Guo G, Lade J A, Wilton A N, Moses E K, Grehan M, Fu Y, Qiu H, Cooper D W, Brennecke S P
Department of Perinatal Medicine, Royal Women's Hospital, Carlton, Victoria, Australia.
Hum Genet. 1999 Dec;105(6):641-7. doi: 10.1007/s004399900172.
Pre-eclampsia is the most common serious medical disorder of human pregnancy. The human endothelial cell nitric oxide synthase (eNOS) gene is a candidate for pre-eclampsia/eclampsia (PE/E) susceptibility. A linkage study was performed on Australian PE/E families using 25 microsatellite markers from chromosome 7, one of which (eNOS-CA) resides within the eNOS gene. No significant linkage was found for the eNOS-CA marker using either parametric or non-parametric analysis. However, D7S 1805 from the eNOS gene region on 7q36, gave a suggestion of linkage using parametric analysis (maximum LOD score =2.143 at theta=0.14) and non-parametric APM analysis (T1/sqrt(p)=3.53; P=0.002). Further, an association study was performed on unrelated PE/E cases and controls from both Chinese and Australian populations to test for a relationship between the eNOS gene and PE/E. No association was found between the eNOS-CA marker and PE/E in either population. However, there was a significant difference in the allelic distribution of eNOS-CA between the two ethnic groups. The linkage results support the possibility that a susceptibility locus for pre-eclampsia resides in the 7q36 region, however, there is no definitive evidence to support the notion that the eNOS gene itself is responsible for susceptibility to pre-eclampsia.

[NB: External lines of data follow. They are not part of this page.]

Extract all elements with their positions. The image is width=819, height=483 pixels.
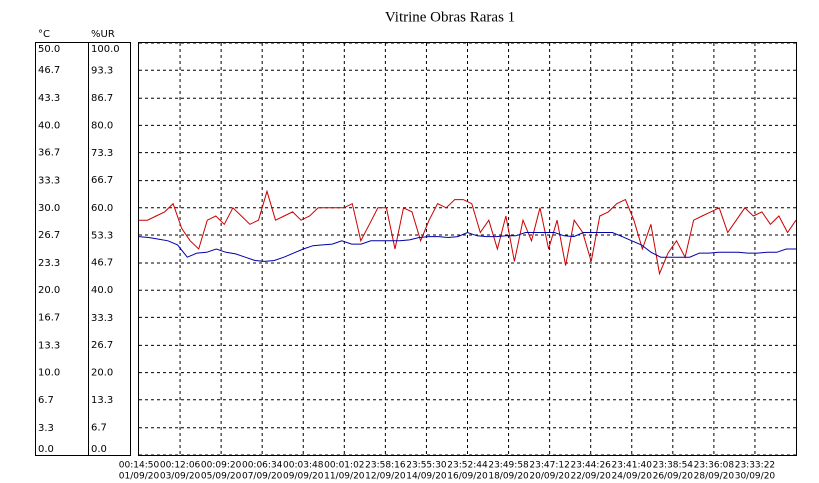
y2-tick-label: 6.7 <box>91 422 107 433</box>
x-date-label: 20/09/20 <box>529 472 570 482</box>
y-tick-label: 50.0 <box>38 44 60 55</box>
x-date-label: 05/09/20 <box>201 472 242 482</box>
y2-tick-label: 33.3 <box>91 313 113 324</box>
y-tick-label: 6.7 <box>38 395 54 406</box>
y-tick-label: 40.0 <box>38 120 60 131</box>
x-tick-label: 00:06:34 <box>242 461 283 471</box>
x-tick-label: 23:49:58 <box>488 461 529 471</box>
y2-tick-label: 86.7 <box>91 93 113 104</box>
y-tick-label: 20.0 <box>38 285 60 296</box>
y2-axis-label: %UR <box>91 29 115 40</box>
y2-tick-label: 26.7 <box>91 340 113 351</box>
x-tick-label: 23:41:40 <box>612 461 653 471</box>
y2-tick-label: 66.7 <box>91 175 113 186</box>
x-date-label: 03/09/20 <box>160 472 201 482</box>
x-date-label: 07/09/20 <box>242 472 283 482</box>
x-date-label: 30/09/20 <box>735 472 776 482</box>
y2-tick-label: 73.3 <box>91 148 113 159</box>
y-tick-label: 33.3 <box>38 176 60 187</box>
x-tick-label: 23:36:08 <box>694 461 735 471</box>
y2-tick-label: 53.3 <box>91 230 113 241</box>
x-tick-label: 00:12:06 <box>160 461 201 471</box>
y-tick-label: 10.0 <box>38 368 60 379</box>
y2-tick-label: 40.0 <box>91 285 113 296</box>
x-date-label: 01/09/20 <box>119 472 160 482</box>
y-tick-label: 30.0 <box>38 203 60 214</box>
x-tick-label: 23:58:16 <box>365 461 406 471</box>
y-tick-label: 13.3 <box>38 340 60 351</box>
y2-tick-label: 20.0 <box>91 368 113 379</box>
x-date-label: 18/09/20 <box>488 472 529 482</box>
y2-tick-label: 80.0 <box>91 120 113 131</box>
x-date-label: 14/09/20 <box>406 472 447 482</box>
x-tick-label: 23:38:54 <box>653 461 694 471</box>
y2-tick-label: 100.0 <box>91 44 120 55</box>
y-tick-label: 43.3 <box>38 93 60 104</box>
chart-title: Vitrine Obras Raras 1 <box>385 9 515 25</box>
x-date-label: 11/09/20 <box>324 472 365 482</box>
y2-tick-label: 13.3 <box>91 395 113 406</box>
x-date-label: 24/09/20 <box>612 472 653 482</box>
y-tick-label: 36.7 <box>38 148 60 159</box>
y-tick-label: 3.3 <box>38 423 54 434</box>
x-tick-label: 23:55:30 <box>406 461 447 471</box>
y2-tick-label: 0.0 <box>91 444 107 455</box>
x-tick-label: 23:52:44 <box>447 461 488 471</box>
y-tick-label: 46.7 <box>38 65 60 76</box>
x-tick-label: 00:14:50 <box>119 461 160 471</box>
y2-tick-label: 46.7 <box>91 258 113 269</box>
x-tick-label: 23:47:12 <box>529 461 569 471</box>
y2-tick-label: 60.0 <box>91 203 113 214</box>
x-date-label: 28/09/20 <box>694 472 735 482</box>
y-tick-label: 26.7 <box>38 230 60 241</box>
x-tick-label: 23:44:26 <box>570 461 611 471</box>
y-tick-label: 16.7 <box>38 312 60 323</box>
x-date-label: 09/09/20 <box>283 472 324 482</box>
x-date-label: 22/09/20 <box>570 472 611 482</box>
y2-tick-label: 93.3 <box>91 66 113 77</box>
x-tick-label: 00:09:20 <box>201 461 242 471</box>
series-line <box>139 189 797 276</box>
x-tick-label: 00:01:02 <box>324 461 364 471</box>
x-date-label: 16/09/20 <box>447 472 488 482</box>
y-axis-label: °C <box>38 29 50 40</box>
plot-area <box>138 42 797 456</box>
x-tick-label: 23:33:22 <box>735 461 775 471</box>
x-tick-label: 00:03:48 <box>283 461 324 471</box>
y-tick-label: 0.0 <box>38 444 54 455</box>
series-line <box>138 231 796 262</box>
x-date-label: 26/09/20 <box>653 472 694 482</box>
x-date-label: 12/09/20 <box>365 472 406 482</box>
y2-axis-box <box>88 42 131 456</box>
y-tick-label: 23.3 <box>38 258 60 269</box>
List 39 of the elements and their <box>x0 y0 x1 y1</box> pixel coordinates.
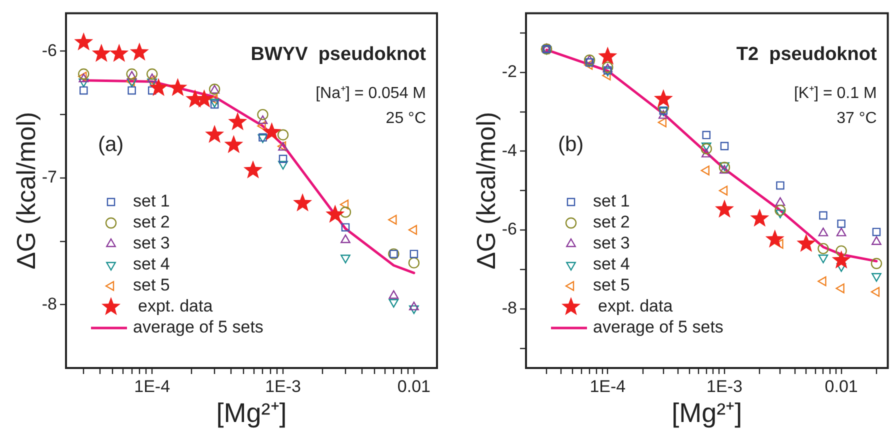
legend-label: set 1 <box>593 192 630 211</box>
legend-label: average of 5 sets <box>593 318 724 337</box>
legend-label: average of 5 sets <box>133 318 264 337</box>
x-tick-label: 1E-3 <box>265 376 301 396</box>
legend-label: set 1 <box>133 192 170 211</box>
annotation: (a) <box>98 133 124 156</box>
y-axis-title: ΔG (kcal/mol) <box>471 112 502 270</box>
legend-label: expt. data <box>598 296 674 316</box>
text: BWYV pseudoknot <box>250 44 427 66</box>
annotation: [Na⁺] = 0.054 M <box>316 85 426 102</box>
y-tick-label: -6 <box>502 220 517 239</box>
annotation: (b) <box>558 133 584 156</box>
y-tick-label: -7 <box>42 168 57 187</box>
legend-label: set 2 <box>593 212 630 232</box>
x-tick-label: 0.01 <box>397 376 430 396</box>
y-tick-label: -6 <box>42 40 57 60</box>
y-tick-label: -4 <box>502 140 517 160</box>
legend-label: set 4 <box>593 254 630 274</box>
annotation: 37 °C <box>836 110 877 128</box>
x-axis-title: [Mg²⁺] <box>216 398 287 428</box>
x-tick-label: 1E-4 <box>134 376 170 396</box>
legend-label: set 5 <box>593 276 630 295</box>
text: T2 pseudoknot <box>736 44 878 66</box>
legend-label: expt. data <box>138 296 214 316</box>
x-tick-label: 1E-3 <box>706 376 742 396</box>
legend-label: set 5 <box>133 276 170 295</box>
y-tick-label: -8 <box>42 294 57 314</box>
y-tick-label: -2 <box>502 62 517 82</box>
annotation: [K⁺] = 0.1 M <box>794 85 877 102</box>
y-tick-label: -8 <box>502 298 517 318</box>
legend-label: set 4 <box>133 254 170 274</box>
annotation: 25 °C <box>386 110 426 128</box>
y-axis-title: ΔG (kcal/mol) <box>11 112 42 270</box>
legend-label: set 2 <box>133 212 170 232</box>
x-tick-label: 1E-4 <box>590 376 626 396</box>
legend-label: set 3 <box>133 234 170 253</box>
legend-label: set 3 <box>593 234 630 253</box>
x-tick-label: 0.01 <box>824 376 858 396</box>
x-axis-title: [Mg²⁺] <box>672 398 742 428</box>
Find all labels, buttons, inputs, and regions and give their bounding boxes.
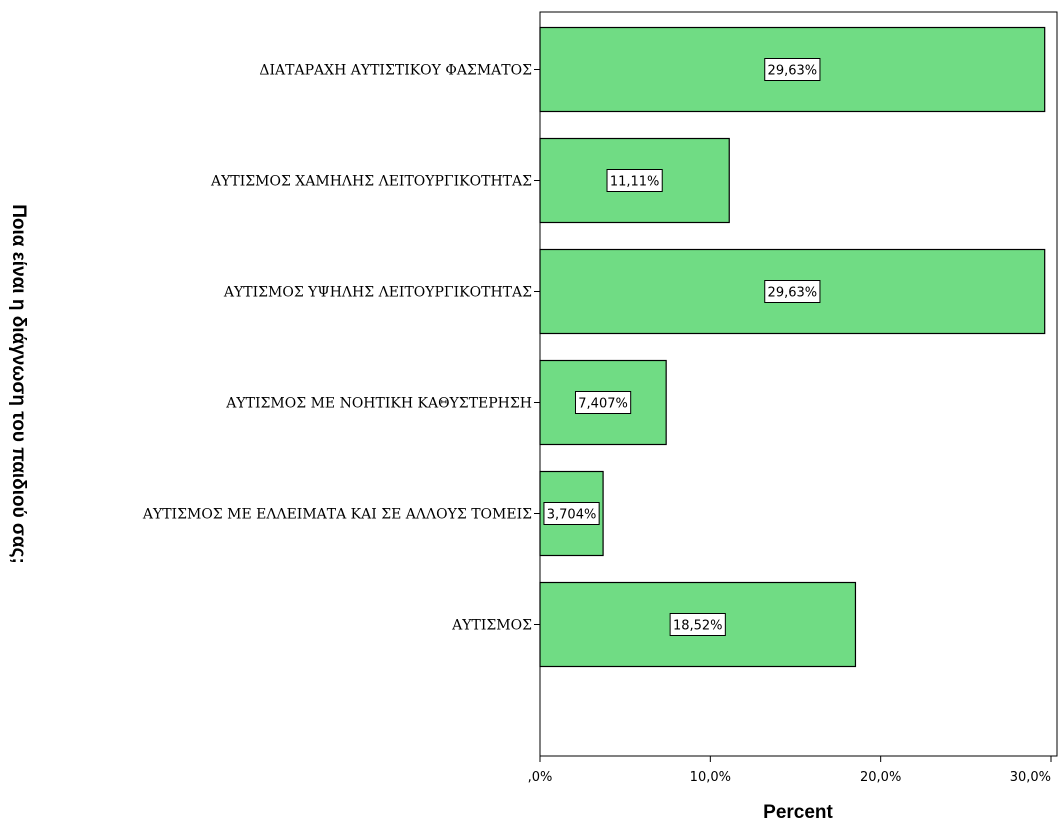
category-label: ΔΙΑΤΑΡΑΧΗ ΑΥΤΙΣΤΙΚΟΥ ΦΑΣΜΑΤΟΣ xyxy=(259,63,532,79)
bars-group: 29,63% 11,11% 29,63% 7,407% 3,704% 18,52% xyxy=(539,26,1046,668)
x-tick-label: 30,0% xyxy=(1010,770,1051,785)
category-label: ΑΥΤΙΣΜΟΣ ΧΑΜΗΛΗΣ ΛΕΙΤΟΥΡΓΙΚΟΤΗΤΑΣ xyxy=(210,174,532,190)
data-label: 29,63% xyxy=(768,64,818,79)
category-label: ΑΥΤΙΣΜΟΣ ΥΨΗΛΗΣ ΛΕΙΤΟΥΡΓΙΚΟΤΗΤΑΣ xyxy=(223,285,532,301)
category-label: ΑΥΤΙΣΜΟΣ ΜΕ ΕΛΛΕΙΜΑΤΑ ΚΑΙ ΣΕ ΑΛΛΟΥΣ ΤΟΜΕ… xyxy=(142,507,532,523)
data-label-box xyxy=(764,280,821,303)
x-ticks-group: ,0% 10,0% 20,0% 30,0% xyxy=(528,756,1052,785)
category-label: ΑΥΤΙΣΜΟΣ xyxy=(451,618,532,634)
x-tick-label: 10,0% xyxy=(690,770,731,785)
category-ticks-group: ΔΙΑΤΑΡΑΧΗ ΑΥΤΙΣΤΙΚΟΥ ΦΑΣΜΑΤΟΣ ΑΥΤΙΣΜΟΣ ΧΑ… xyxy=(142,63,540,634)
x-tick-label: 20,0% xyxy=(860,770,901,785)
data-label: 7,407% xyxy=(578,397,628,412)
x-axis-title: Percent xyxy=(763,802,833,823)
category-label: ΑΥΤΙΣΜΟΣ ΜΕ ΝΟΗΤΙΚΗ ΚΑΘΥΣΤΕΡΗΣΗ xyxy=(225,396,532,412)
data-label: 18,52% xyxy=(673,619,723,634)
y-axis-title: Ποια είναι η διάγνωση του παιδιού σας; xyxy=(8,204,29,564)
data-label-box xyxy=(764,58,821,81)
data-label-box xyxy=(543,502,600,525)
plot-frame xyxy=(539,11,1058,757)
x-tick-label: ,0% xyxy=(528,770,553,785)
data-label-box xyxy=(669,613,726,636)
data-label: 11,11% xyxy=(610,175,660,190)
data-label-box xyxy=(606,169,663,192)
data-label: 3,704% xyxy=(547,508,597,523)
data-label-box xyxy=(574,391,632,414)
data-label: 29,63% xyxy=(768,286,818,301)
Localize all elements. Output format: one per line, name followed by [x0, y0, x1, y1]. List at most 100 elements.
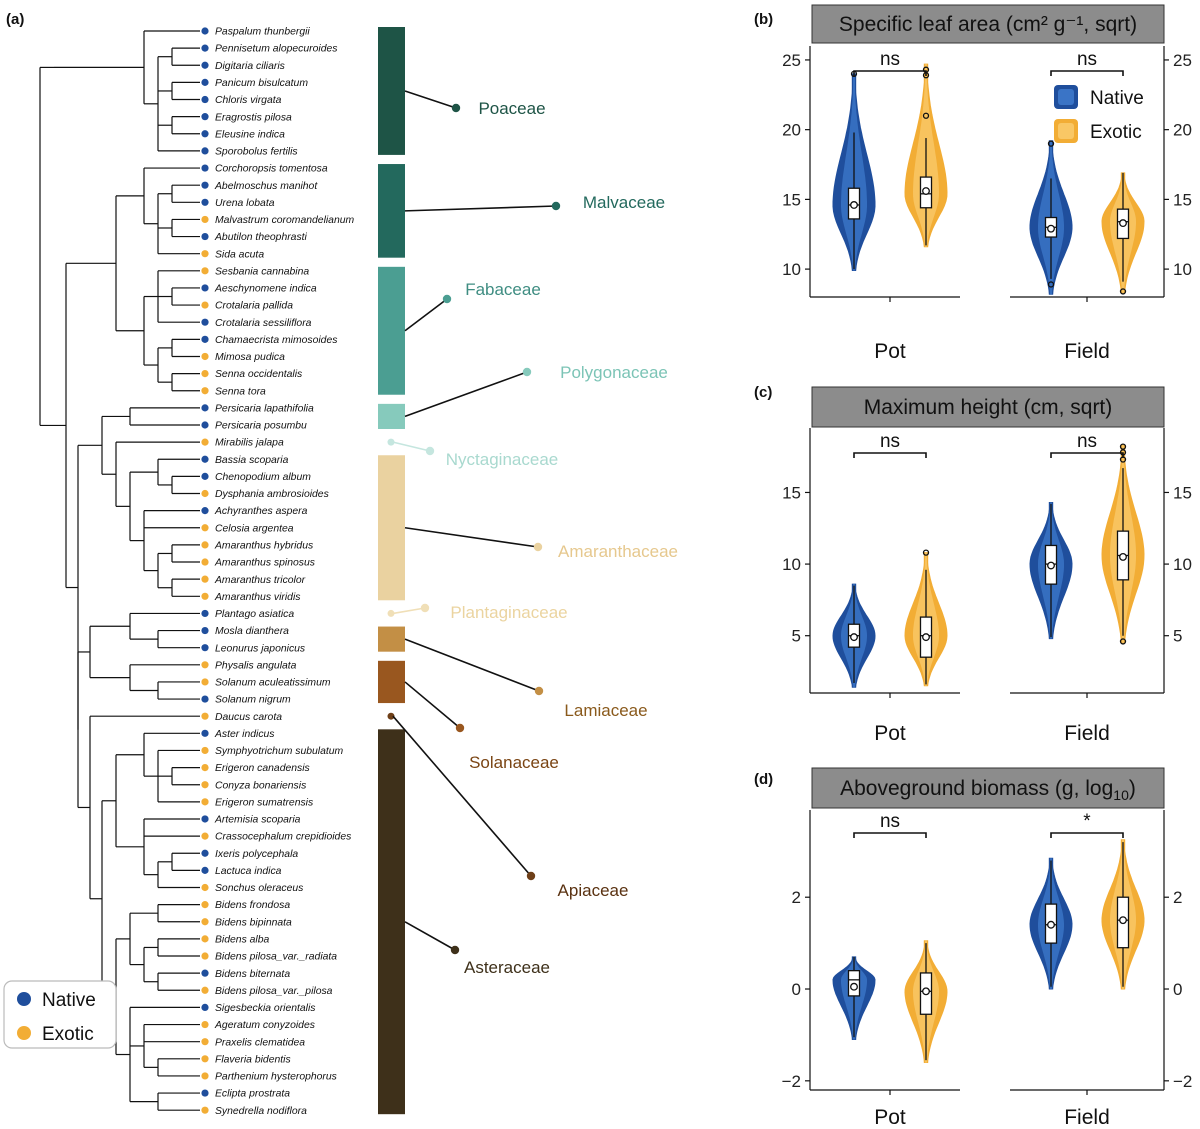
family-connector — [404, 638, 540, 692]
species-dot — [201, 181, 209, 189]
y-tick-label-right: 20 — [1173, 121, 1192, 140]
family-bar — [378, 455, 405, 601]
species-label: Mimosa pudica — [215, 352, 285, 363]
family-bar — [387, 438, 395, 446]
family-labels: Poaceae Malvaceae Fabaceae Polygonaceae Nyct… — [392, 90, 678, 977]
x-category-label: Pot — [874, 340, 906, 363]
species-dot — [201, 1072, 209, 1080]
family-connector-dot — [522, 367, 532, 377]
species-label: Sesbania cannabina — [215, 266, 309, 277]
species-dot — [201, 130, 209, 138]
y-tick-label-left: 2 — [792, 888, 801, 907]
comparison-bracket — [1050, 70, 1124, 76]
species-label: Conyza bonariensis — [215, 780, 306, 791]
species-dot — [201, 438, 209, 446]
comparison-bracket — [853, 70, 927, 76]
species-label: Aster indicus — [214, 729, 274, 740]
species-label: Symphyotrichum subulatum — [215, 746, 344, 757]
y-tick-label-right: −2 — [1173, 1072, 1192, 1091]
species-dot — [201, 370, 209, 378]
species-dot — [201, 284, 209, 292]
mean-point — [922, 987, 930, 996]
y-tick-label-left: 10 — [782, 555, 801, 574]
species-label: Achyranthes aspera — [214, 506, 308, 517]
species-label: Crotalaria pallida — [215, 301, 293, 312]
species-dot — [201, 626, 209, 635]
species-dot — [201, 644, 209, 652]
comparison-bracket — [853, 452, 927, 458]
y-tick-label-right: 10 — [1173, 555, 1192, 574]
species-label: Daucus carota — [215, 712, 282, 723]
panel-title-strip — [811, 767, 1165, 809]
comparison-bracket — [853, 832, 927, 838]
x-category-label: Field — [1064, 722, 1110, 745]
species-dot — [201, 507, 209, 515]
species-label: Paspalum thunbergii — [215, 27, 310, 38]
legend-native-label: Native — [1090, 88, 1144, 109]
mean-point — [850, 633, 858, 642]
species-dot — [201, 301, 209, 309]
species-dot — [201, 849, 209, 857]
legend-exotic-label: Exotic — [42, 1024, 94, 1045]
family-bar — [387, 712, 395, 720]
species-label: Ixeris polycephala — [215, 849, 298, 860]
species-dot — [201, 952, 209, 960]
species-dot — [201, 352, 209, 361]
panel-label: (b) — [754, 11, 773, 28]
species-dot — [201, 541, 209, 549]
species-dot — [201, 1055, 209, 1063]
species-label: Bidens bipinnata — [215, 917, 292, 928]
species-label: Praxelis clematidea — [215, 1037, 305, 1048]
family-connector — [404, 298, 448, 332]
panel-title-strip — [811, 386, 1165, 428]
species-label: Sida acuta — [215, 249, 264, 260]
outlier-point — [1119, 443, 1127, 450]
species-dot — [201, 232, 209, 241]
panel-label: (d) — [754, 771, 773, 788]
species-dot — [201, 78, 209, 86]
species-dot — [201, 250, 209, 258]
species-dot — [201, 969, 209, 977]
violin-exotic-field — [1101, 172, 1145, 295]
species-label: Bassia scoparia — [215, 455, 289, 466]
family-connector-dot — [455, 723, 465, 733]
panel-title: Aboveground biomass (g, log10) — [840, 777, 1136, 803]
violin-exotic-field — [1101, 443, 1145, 645]
species-label: Solanum aculeatissimum — [215, 678, 331, 689]
y-tick-label-left: 20 — [782, 121, 801, 140]
violin-native-pot — [832, 70, 876, 271]
outlier-point — [922, 112, 930, 119]
y-tick-label-right: 15 — [1173, 190, 1192, 209]
species-dot — [201, 695, 209, 703]
phylogenetic-tree — [39, 30, 200, 1111]
family-connector — [404, 526, 539, 548]
mean-point — [1119, 552, 1127, 561]
family-label: Nyctaginaceae — [446, 450, 558, 469]
mean-point — [1119, 916, 1127, 925]
species-tips: Paspalum thunbergii Pennisetum alopecuroi… — [201, 27, 355, 1117]
x-category-label: Field — [1064, 340, 1110, 363]
mean-point — [850, 982, 858, 991]
y-tick-label-right: 15 — [1173, 483, 1192, 502]
species-dot — [201, 1003, 209, 1012]
violin-legend: Native Exotic — [1054, 85, 1144, 143]
mean-point — [922, 187, 930, 195]
species-label: Senna occidentalis — [215, 369, 302, 380]
outlier-point — [1047, 281, 1055, 288]
legend-exotic-swatch-inner — [1058, 123, 1074, 139]
y-tick-label-left: 15 — [782, 190, 801, 209]
species-label: Bidens pilosa_var._pilosa — [215, 986, 333, 997]
legend-exotic-dot — [17, 1026, 31, 1040]
species-label: Persicaria posumbu — [215, 421, 307, 432]
species-dot — [201, 335, 209, 343]
outlier-point — [1119, 638, 1127, 645]
outlier-point — [922, 549, 930, 556]
y-tick-label-left: 0 — [792, 980, 801, 999]
species-dot — [201, 318, 209, 326]
species-dot — [201, 198, 209, 206]
outlier-point — [1047, 140, 1055, 147]
y-tick-label-right: 0 — [1173, 980, 1182, 999]
panel-title: Maximum height (cm, sqrt) — [864, 396, 1113, 419]
family-label: Apiaceae — [558, 881, 629, 900]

子痫前期是人类妊娠中最常见的严重医学病症。人内皮细胞一氧化氮合酶(eNOS)基因是子痫前期/子痫(PE/E)易感性的候选基因。使用来自7号染色体的25个微卫星标记对澳大利亚的PE/E家系进行了连锁研究,其中一个标记(eNOS-CA)位于eNOS基因内。使用参数分析或非参数分析,均未发现eNOS-CA标记有显著连锁。然而,来自7q36上eNOS基因区域的D7S1805,在参数分析(在θ=0.14时最大LOD分数=2.143)和非参数APM分析(T1/sqrt(p)=3.53;P=0.002)中显示出连锁迹象。此外,对来自中国和澳大利亚人群的无关PE/E病例和对照进行了关联研究,以测试eNOS基因与PE/E之间的关系。在这两个人群中,均未发现eNOS-CA标记与PE/E之间存在关联。然而,两个种族群体之间eNOS-CA的等位基因分布存在显著差异。连锁结果支持子痫前期易感基因座位于7q36区域的可能性,然而,没有确凿证据支持eNOS基因本身导致子痫前期易感性的观点。